Dawniej starannie odgradzający się od outsiderów świat sztuki obecnie coraz chętniej zaprasza ich w swoje progi. Dla Nikifora tekst okazał się rodzajem dyplomu – traktował go jako świadectwo zezwalające na uprawnianie malarstwa: okazywał nieznajomym, prezentował krynickim turystom. Nadal jednak żył i pracował w osamotnieniu i biedzie, bo choć malował wybitnie – był nieznany, a od nieznanego artysty obrazy mało kto kupował. Jego pozycja zaczęła wzrastać dopiero w latach 50. i 60., gdy zaczął być popularny.

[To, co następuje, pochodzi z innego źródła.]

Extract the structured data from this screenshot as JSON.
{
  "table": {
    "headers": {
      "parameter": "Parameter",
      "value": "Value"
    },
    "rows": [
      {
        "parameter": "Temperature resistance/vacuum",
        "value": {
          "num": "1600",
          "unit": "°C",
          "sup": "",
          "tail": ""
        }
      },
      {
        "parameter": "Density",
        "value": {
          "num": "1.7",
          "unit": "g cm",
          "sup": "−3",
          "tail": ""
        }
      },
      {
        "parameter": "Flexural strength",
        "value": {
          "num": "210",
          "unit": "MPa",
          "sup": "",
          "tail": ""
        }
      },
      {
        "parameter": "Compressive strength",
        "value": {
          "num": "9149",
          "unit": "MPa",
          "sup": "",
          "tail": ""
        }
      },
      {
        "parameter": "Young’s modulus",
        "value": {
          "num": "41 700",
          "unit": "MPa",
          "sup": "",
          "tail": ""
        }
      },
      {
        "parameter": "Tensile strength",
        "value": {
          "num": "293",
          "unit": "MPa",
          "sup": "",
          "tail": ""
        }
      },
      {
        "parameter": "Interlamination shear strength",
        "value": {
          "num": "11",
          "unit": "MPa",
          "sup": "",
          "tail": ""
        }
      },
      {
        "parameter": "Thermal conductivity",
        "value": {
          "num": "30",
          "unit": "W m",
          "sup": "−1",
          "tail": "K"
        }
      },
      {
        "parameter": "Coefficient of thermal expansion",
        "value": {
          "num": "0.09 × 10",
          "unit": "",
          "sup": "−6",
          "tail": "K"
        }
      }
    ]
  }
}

cmentarz, na którym pochowano Nikifora

Tę osiągnął dzięki powtórnemu odkryciu przez małżeństwo Ellę i Andrzeja Banachów. Małżonkowie będący po wrażeniem talentu malarza publikowali książki i artykuły poświęcone twórcy z Krynicy, organizowali wystawy, a przede wszystkim opiekowali się nim: zapraszali do siebie oraz służyli pomocą na co dzień.

Mój Nikifor

Oddanym (z czasem prawnym) opiekunem malarza, towarzyszącym mu od początku lat 60. w codziennym życiu, stał się też malarz Marian Włosiński, który jednak poświęcił swoją twórczość, podobnie jak swoje życie, Nikiforowi (uważał go za geniusza). Dzieje tej niezwykłej przyjaźni opowiada film fabularny Mój Nikifor Krzysztofa Krauzego (w którym w rolę Nikifora wcieliła się Krystyna Feldman). Poświęcił dla niego swój talent i stworzył mu warunki do pracy i życia, a po śmierci Nikifora zadbał o zachowanie jego twórczości. Nikifor Krynicki zmarł w szpitalu dla chorych na gruźlice (obecnie Dom Pomocy Społecznej) w Foluszu koło Jasła. Został pochowany w Krynicy.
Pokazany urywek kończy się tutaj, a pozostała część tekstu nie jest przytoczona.